I have the docx file abc.docx (36.8 KB)

var originalDoc = new Aspose.Words.Document(dataDir + "abc.docx");
var table = (Aspose.Words.Tables.Table)doc.LastSection.GetChild(NodeType.Table, 0, true);
LayoutCollector collector = new LayoutCollector(originalDoc);
int firstPage= collector.GetStartPageIndex(table .FirstRow);
int secondPage  = collector.GetStartPageIndex(table .LastRow);

The secondPage should be number 1 because the last row of table still in the first page
But when I debug the secondPage is 2
image.png (41.7 KB)

@TanPham
We have opened the following new ticket(s) in our internal issue tracking system and will deliver their fixes according to the terms mentioned in Free Support Policies.

Issue ID(s): WORDSNET-25275

You can obtain Paid Support Services if you need support on a priority basis, along with the direct access to our Paid Support management team.

Aspose.Words.Saving.PdfSaveOptions pso = new Aspose.Words.Saving.PdfSaveOptions();
pso.Compliance = PdfCompliance.Pdf17;
originalDoc.Save(dataDir + "abc.pdf", pso);

and then when I try to save it as PDF file the last 6 rows are moved to the second page abc.pdf (54.0 KB)

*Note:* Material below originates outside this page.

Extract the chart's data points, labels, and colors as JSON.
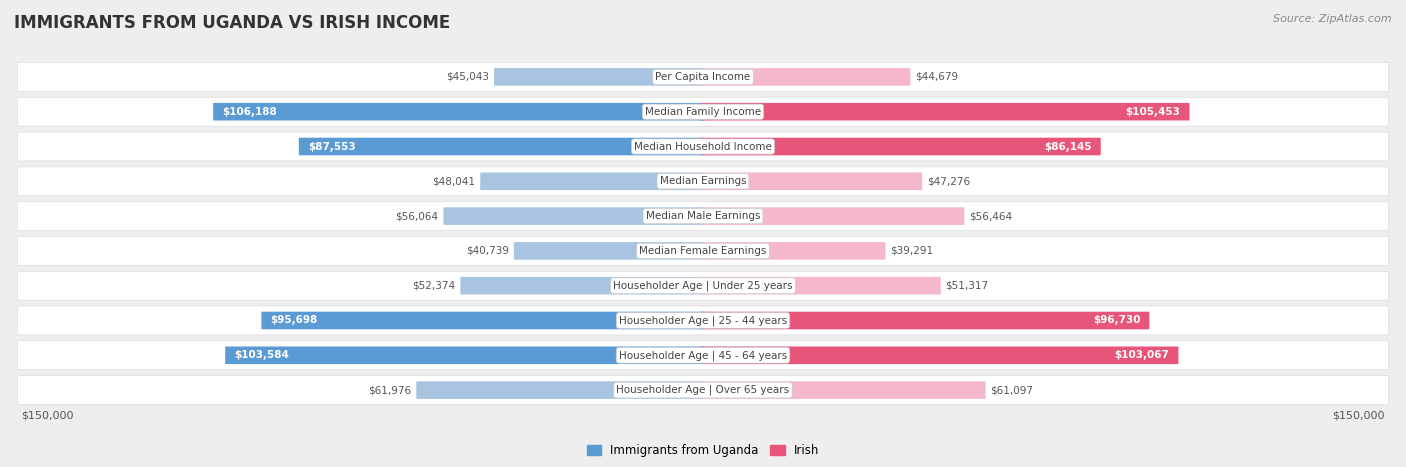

@TanPham Thank you for additional information. Yes, we have noticed this as well.
Please note, the same layout engine is used by LayoutCollector and for rendering document to fixed page formats, such as PDF.

Actually im facing the problem is
I tried to get page count, the data I have render in output should be have total page is 1 but i dont know why when I use Document.Page.Count it always is 2
I think have something wrong effect to the structure of document

@TanPham Also, the same layout engine is used for calculation of number of pages in the document. So it is expected that for your document returned page count is 2.
By the way, MS Word on my side also shows two pages in your document.

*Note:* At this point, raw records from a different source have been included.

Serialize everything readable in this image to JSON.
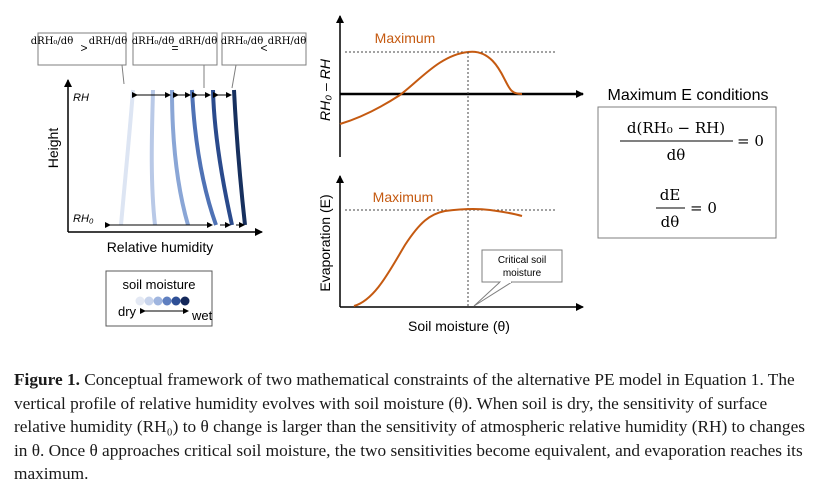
{
  "left_panel": {
    "y_axis_label": "Height",
    "x_axis_label": "Relative humidity",
    "top_level_label": "RH",
    "bottom_level_label": "RH₀",
    "callouts": [
      {
        "left": "dRH₀/dθ",
        "op": ">",
        "right": "dRH/dθ"
      },
      {
        "left": "dRH₀/dθ",
        "op": "=",
        "right": "dRH/dθ"
      },
      {
        "left": "dRH₀/dθ",
        "op": "<",
        "right": "dRH/dθ"
      }
    ],
    "profile_colors": [
      "#dde5f3",
      "#b9c9e7",
      "#8aa6d6",
      "#4f72b5",
      "#2a4a8c",
      "#17305e"
    ]
  },
  "legend": {
    "title": "soil moisture",
    "dry_label": "dry",
    "wet_label": "wet",
    "dot_colors": [
      "#e4e9f4",
      "#c8d4ec",
      "#9fb5df",
      "#5f7fc0",
      "#2e4f96",
      "#14285a"
    ]
  },
  "top_panel": {
    "y_axis_label": "RH₀ – RH",
    "max_label": "Maximum"
  },
  "bottom_panel": {
    "y_axis_label": "Evaporation (E)",
    "max_label": "Maximum",
    "x_axis_label": "Soil moisture (θ)",
    "critical_label_line1": "Critical soil",
    "critical_label_line2": "moisture"
  },
  "conditions": {
    "title": "Maximum E conditions",
    "eq1_numerator": "d(RH₀ − RH)",
    "eq1_denominator": "dθ",
    "eq1_rhs": "= 0",
    "eq2_numerator": "dE",
    "eq2_denominator": "dθ",
    "eq2_rhs": "= 0"
  },
  "colors": {
    "curve": "#c55a11",
    "axis": "#000000",
    "box_border": "#7f7f7f"
  },
  "caption": {
    "label": "Figure 1.",
    "text": " Conceptual framework of two mathematical constraints of the alternative PE model in Equation 1. The vertical profile of relative humidity evolves with soil moisture (θ). When soil is dry, the sensitivity of surface relative humidity (RH₀) to θ change is larger than the sensitivity of atmospheric relative humidity (RH) to changes in θ. Once θ approaches critical soil moisture, the two sensitivities become equivalent, and evaporation reaches its maximum."
  }
}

right, but in my code I do not render the line break on the second page, I am not sure why have that . I just render the last row of the table then I save the file
and I don’t know why when convert to pdf it will moved 8 last rows to next page

this is PDF file I used convert on website Word to PDF | Convert Your Doc to PDF Online for Free
image.png (182.0 KB)

it do not move 8 last rows to the next page

@TanPham There is no concept of page in MS word documents, since they are flow documents. The consumer applications, like MS Word or OpenOffice, reflows the document content into pages on the fly. The document layout depends, for example, on the fonts available for the consumer application, since different fonts might have different metrics, that might affect document layout.
In your document, if open it in MS Word, an empty paragraph is pushed to the second page:

Note, in MS Word documents, the table cannot be the last node, there is always a paragraph after the table. If reduce the size of this empty paragraph to zero, the document is rendered as expected:

Document doc = new Document(@"C:\Temp\in.docx");
doc.LastSection.Body.LastParagraph.ParagraphBreakFont.Size = 0;
doc.Save(@"C:\Temp\out.pdf");

then about the problem convert DOCX to PDF why aspose and other tool have different output, and the page of last row of table is 2 , please help me investigate this, thanks you

@TanPham Because MS word documents are flow documents and does not contain any information about the document layout. Each tool has it’s own layout engine that build that reflows the document into pages. This causes the difference.

how about the function GetStartPageIndex(table.LastRow) , the result is 2, does it right?

@TanPham As I already mentioned the same layout engine is used by LayoutCollector and for rendering document to fixed page formats, such as PDF. So if the last row is rendered on the second page when you convert your document to PDF using Aspose.Words, it is expected that GetStartPageIndex for this row will return 2 too.

The issue have been solved thanks you for your support @alexey.noskov

1 Like